Dukes family spreading aloha across U.S.
The family of 3-year-old Trucker Dukes, who died in March after a battle with neuroblastoma, are on a tour to thank those who helped and to offer blessings to strangers in Trucker’s memory.
The Dukeses’ #TruckerRidesWithUs tour took family members to Atlanta to see Maui native Kurt Suzuki play a major league baseball game May 19. Suzuki’s Atlanta Braves battled the Washington Nationals at SunTrust Park that night.
The Suzukis offered financial and emotional support to Trucker and his family as the boy battled the disease. Earlier this month, they hosted Joshua and Shauna Dukes and their daughter, Indiana, 11, and two sons, Mac, 9, and Jedi, 8, for four days at their Georgia home, said Renee Suzuki, Kurt’s wife, in an email.
They first heard about Trucker’s battle with neuroblastoma through Kurt’s mom, Kathleen Suzuki, Renee Suzuki said. Kathleen asked if they wanted to buy a T-shirt as a fundraiser that mutual friends had organized for the Dukes family.
“We looked into the family’s story and learned Trucker was only 6 months older than our son Kainoah,” Renee Suzuki said. “From that point on, our friendship and desire to help the (Dukeses) during Trucker’s battle grew so strongly.

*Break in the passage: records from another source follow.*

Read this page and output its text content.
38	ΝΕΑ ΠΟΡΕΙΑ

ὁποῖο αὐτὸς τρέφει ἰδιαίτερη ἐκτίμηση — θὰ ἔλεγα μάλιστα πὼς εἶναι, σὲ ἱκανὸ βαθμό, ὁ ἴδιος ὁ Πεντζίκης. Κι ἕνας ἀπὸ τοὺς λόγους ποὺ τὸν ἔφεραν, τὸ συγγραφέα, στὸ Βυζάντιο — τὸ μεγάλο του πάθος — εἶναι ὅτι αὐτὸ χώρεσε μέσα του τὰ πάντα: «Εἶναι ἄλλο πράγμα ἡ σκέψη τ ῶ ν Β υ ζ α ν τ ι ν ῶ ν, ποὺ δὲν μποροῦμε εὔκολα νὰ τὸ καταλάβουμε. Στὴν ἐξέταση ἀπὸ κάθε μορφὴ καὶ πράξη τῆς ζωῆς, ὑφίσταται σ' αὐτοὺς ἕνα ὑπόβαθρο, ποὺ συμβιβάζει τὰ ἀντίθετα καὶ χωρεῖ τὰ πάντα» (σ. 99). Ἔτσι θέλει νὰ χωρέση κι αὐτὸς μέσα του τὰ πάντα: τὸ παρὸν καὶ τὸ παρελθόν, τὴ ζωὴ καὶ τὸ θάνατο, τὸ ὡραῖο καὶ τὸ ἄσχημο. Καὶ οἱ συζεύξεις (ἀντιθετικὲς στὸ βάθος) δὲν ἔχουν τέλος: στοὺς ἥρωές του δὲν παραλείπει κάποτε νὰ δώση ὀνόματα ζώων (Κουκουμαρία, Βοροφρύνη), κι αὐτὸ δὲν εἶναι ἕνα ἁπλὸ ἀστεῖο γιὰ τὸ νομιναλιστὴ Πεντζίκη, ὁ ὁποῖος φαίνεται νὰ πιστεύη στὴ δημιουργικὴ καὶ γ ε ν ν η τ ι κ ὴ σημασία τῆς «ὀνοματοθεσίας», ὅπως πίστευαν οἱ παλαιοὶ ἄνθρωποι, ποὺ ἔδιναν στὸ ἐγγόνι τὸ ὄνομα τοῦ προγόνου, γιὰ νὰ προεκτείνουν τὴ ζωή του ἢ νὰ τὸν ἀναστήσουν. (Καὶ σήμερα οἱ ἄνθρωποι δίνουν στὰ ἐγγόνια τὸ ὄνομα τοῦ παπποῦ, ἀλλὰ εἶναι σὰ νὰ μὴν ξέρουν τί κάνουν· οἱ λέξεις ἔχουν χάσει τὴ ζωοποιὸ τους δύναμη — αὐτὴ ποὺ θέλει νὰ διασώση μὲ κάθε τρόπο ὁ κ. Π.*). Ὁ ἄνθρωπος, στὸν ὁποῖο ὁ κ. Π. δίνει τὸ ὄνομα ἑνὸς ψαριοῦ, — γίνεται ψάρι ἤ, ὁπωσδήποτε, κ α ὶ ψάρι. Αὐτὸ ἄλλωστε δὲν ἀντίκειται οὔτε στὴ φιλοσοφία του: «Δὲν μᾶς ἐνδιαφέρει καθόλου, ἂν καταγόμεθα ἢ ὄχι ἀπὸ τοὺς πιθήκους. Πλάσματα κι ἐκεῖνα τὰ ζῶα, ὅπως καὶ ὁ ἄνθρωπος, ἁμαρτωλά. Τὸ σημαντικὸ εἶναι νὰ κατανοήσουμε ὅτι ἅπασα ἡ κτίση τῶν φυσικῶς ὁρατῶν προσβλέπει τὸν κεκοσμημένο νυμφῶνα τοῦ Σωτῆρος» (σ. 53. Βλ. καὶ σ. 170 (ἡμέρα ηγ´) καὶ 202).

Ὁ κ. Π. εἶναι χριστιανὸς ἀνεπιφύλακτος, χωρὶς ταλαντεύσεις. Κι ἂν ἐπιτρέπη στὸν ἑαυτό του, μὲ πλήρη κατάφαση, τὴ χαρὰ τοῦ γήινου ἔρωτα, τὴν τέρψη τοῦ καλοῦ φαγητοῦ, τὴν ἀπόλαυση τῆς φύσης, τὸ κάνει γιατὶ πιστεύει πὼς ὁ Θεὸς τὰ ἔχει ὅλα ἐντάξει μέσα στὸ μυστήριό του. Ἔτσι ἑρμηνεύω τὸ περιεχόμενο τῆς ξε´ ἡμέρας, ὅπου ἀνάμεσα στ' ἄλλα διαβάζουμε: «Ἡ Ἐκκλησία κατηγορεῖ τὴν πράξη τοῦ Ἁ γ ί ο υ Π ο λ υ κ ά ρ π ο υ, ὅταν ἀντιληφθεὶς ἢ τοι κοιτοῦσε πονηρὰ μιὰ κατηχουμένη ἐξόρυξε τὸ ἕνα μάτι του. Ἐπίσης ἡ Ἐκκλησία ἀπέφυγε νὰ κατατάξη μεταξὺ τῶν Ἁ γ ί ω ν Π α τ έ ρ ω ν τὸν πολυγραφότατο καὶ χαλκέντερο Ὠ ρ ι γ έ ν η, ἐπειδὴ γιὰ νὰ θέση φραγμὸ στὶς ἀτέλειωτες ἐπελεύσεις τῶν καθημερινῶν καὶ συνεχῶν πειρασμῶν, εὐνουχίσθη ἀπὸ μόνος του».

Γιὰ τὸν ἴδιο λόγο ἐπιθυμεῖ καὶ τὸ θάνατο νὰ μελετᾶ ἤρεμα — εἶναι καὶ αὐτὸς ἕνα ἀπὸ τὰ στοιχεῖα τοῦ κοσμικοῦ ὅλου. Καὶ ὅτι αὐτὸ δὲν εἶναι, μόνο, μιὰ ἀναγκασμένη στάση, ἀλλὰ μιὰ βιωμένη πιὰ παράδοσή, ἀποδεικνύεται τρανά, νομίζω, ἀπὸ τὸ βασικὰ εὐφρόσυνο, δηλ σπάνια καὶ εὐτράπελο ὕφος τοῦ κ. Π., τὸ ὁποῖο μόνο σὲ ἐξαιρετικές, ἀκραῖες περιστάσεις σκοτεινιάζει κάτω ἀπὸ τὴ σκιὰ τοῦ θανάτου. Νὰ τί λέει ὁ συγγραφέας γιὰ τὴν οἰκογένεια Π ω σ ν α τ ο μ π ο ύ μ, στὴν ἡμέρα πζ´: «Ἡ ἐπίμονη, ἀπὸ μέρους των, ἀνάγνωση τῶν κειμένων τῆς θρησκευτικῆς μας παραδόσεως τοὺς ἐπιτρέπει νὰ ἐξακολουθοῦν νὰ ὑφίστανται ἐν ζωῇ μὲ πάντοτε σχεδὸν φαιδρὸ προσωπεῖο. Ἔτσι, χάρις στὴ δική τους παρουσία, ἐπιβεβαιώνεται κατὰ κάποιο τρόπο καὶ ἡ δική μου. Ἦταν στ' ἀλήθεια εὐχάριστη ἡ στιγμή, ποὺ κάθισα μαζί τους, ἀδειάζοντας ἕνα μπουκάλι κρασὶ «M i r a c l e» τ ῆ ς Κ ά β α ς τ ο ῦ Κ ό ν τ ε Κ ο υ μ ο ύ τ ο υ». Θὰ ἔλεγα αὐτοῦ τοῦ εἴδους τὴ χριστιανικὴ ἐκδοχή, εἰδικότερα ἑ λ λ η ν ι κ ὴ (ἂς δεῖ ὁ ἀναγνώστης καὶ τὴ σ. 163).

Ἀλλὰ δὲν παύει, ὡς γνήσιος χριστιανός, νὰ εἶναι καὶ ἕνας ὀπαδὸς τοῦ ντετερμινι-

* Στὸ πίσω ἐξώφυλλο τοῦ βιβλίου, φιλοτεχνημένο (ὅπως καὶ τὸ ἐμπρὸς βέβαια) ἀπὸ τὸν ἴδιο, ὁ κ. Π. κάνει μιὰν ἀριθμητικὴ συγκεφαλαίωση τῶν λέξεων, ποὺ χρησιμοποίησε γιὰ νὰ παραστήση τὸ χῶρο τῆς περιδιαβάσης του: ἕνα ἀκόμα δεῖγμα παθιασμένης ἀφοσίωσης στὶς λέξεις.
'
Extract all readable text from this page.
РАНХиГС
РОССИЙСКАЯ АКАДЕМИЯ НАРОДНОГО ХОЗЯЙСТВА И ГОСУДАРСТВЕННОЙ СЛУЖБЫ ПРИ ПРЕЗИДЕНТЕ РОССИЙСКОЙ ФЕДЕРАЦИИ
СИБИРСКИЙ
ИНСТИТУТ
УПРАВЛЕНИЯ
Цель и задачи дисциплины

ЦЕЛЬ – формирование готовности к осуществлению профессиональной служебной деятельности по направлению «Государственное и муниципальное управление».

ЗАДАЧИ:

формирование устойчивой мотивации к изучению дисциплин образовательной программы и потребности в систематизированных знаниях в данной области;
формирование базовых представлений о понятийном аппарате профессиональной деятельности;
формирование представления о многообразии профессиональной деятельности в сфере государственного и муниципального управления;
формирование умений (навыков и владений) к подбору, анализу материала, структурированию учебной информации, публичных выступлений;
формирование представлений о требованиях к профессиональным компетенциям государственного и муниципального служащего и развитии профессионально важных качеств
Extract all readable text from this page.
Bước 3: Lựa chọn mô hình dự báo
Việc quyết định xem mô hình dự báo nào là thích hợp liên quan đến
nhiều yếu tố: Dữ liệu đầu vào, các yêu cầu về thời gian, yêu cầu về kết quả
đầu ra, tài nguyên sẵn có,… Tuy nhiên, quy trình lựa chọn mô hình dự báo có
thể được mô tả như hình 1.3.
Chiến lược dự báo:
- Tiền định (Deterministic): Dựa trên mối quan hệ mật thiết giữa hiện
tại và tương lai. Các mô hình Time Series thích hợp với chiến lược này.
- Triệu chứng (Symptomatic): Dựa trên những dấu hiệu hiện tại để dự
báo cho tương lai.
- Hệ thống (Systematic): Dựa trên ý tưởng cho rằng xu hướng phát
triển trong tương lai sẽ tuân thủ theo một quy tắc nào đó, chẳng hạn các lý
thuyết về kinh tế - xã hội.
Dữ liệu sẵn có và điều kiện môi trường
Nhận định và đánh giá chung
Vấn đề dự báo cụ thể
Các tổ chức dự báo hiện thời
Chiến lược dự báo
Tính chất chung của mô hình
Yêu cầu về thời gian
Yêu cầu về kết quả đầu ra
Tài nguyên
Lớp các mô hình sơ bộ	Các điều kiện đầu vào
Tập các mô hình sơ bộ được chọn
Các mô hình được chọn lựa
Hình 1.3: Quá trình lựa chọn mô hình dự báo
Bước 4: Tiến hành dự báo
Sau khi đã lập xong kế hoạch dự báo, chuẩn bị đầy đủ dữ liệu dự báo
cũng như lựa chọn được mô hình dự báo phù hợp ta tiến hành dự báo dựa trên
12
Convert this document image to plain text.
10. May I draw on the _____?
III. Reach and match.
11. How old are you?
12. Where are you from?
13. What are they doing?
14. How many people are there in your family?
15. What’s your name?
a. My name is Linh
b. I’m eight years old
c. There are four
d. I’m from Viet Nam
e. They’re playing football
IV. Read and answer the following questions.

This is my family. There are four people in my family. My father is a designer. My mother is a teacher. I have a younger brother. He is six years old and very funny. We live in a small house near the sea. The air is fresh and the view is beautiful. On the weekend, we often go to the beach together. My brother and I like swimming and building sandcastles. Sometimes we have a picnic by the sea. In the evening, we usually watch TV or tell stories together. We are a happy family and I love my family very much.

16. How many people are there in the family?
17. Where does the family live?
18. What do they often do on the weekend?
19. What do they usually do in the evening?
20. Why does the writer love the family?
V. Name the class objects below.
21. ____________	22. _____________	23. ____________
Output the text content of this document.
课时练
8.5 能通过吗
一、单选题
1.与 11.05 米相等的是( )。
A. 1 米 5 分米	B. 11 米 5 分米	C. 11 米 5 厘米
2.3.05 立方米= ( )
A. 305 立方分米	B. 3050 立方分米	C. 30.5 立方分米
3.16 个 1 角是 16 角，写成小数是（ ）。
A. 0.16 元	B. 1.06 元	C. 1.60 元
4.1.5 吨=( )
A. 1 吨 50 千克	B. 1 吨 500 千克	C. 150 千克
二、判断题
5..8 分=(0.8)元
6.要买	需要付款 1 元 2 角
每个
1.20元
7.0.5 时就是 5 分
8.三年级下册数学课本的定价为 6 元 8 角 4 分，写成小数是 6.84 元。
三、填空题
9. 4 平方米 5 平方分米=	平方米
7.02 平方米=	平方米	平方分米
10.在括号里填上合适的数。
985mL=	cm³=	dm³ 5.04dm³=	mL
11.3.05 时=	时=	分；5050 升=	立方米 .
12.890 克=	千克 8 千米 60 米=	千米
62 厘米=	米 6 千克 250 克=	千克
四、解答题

“Our hearts ached for them!”
On their #TruckerRidesWithUs tour, the Dukeses are on a family trip and visiting the people who helped them during Trucker’s battle. Shauna Dukes told the Atlanta Journal Constitution that the trip, which began April 1 in San Francisco and will last several months, was, in part, for Trucker’s brothers and sister, who sacrificed during his 2¢-year battle against the disease.
The Dukeses are also offering blessings to others along the way in Trucker’s memory, paying for strangers’ coffee, gas, groceries and restaurant bill, according to the newspaper’s story.
“When these blessings take place, they leave a photo card with Trucker’s picture on it,” Renee Suzuki said. “On the back of the card, it explains Trucker’s fight with neuroblastoma in hopes that people continue to repay the blessings forward in Trucker’s name.”
Trucker died March 3. In late 2014, at 19 months old, he was diagnosed with a fast-growing tumor that had spread to 50 percent of his body. He spent much of his life undergoing multiple rounds of chemotherapy and radiation treatment and life-threatening surgeries. He spent Thanksgiving 2015 at Memorial Sloan Kettering Cancer Center in New York City, where a new brain tumor was discovered. The brain tumor was removed but the cancer continued to spread. Last fall, Trucker’s parents decided to stop treatments and to bring him home.
His short life touched many people, from Hollywood celebrities to local people. His story generated national headlines, and he was named an honorary firefighter by the New York City Fire Department.
Kurt Suzuki and his family were touched by Trucker’s story and the night at the ballpark was right out of the movie “The Natural.”
“You couldn’t have scripted it better,” said Renee Suzuki.
The Dukeses were invited to batting practice and were the subject of a pregame ceremony and video tribute by Kurt Suzuki, shown on the jumbo screen in the outfield.
“The video talked about our families’ relationship and what an inspiring child Trucker was and how he continues to inspire so many people around the world,” she said.
Suzuki, the Braves catcher, dedicated the night to Trucker and had two big hits, including a game-winning three-run homer in the eighth inning of the 7-4 Braves win.
“The game was amazing. Kurt said he was driven by ‘Trucker Power,”’ Renee Suzuki said. “There was magic in the air, or we believe that Trucker was the driving force behind all of the magic and amazement. It was that special!”
The Dukes and Suzuki children had “huge smiles” the entire night, she said.
In the wake of the night that “we will never forget,” Renee Suzuki said she was reminded that childhood cancer research is severely underfunded and that ailing children deserve more than 4 percent of federal funding.
The Journal Constitution article said that the main beneficiary of the Kurt Suzuki Family Foundation is the Kapiolani Medical Center for Women & Children pediatric division on Oahu.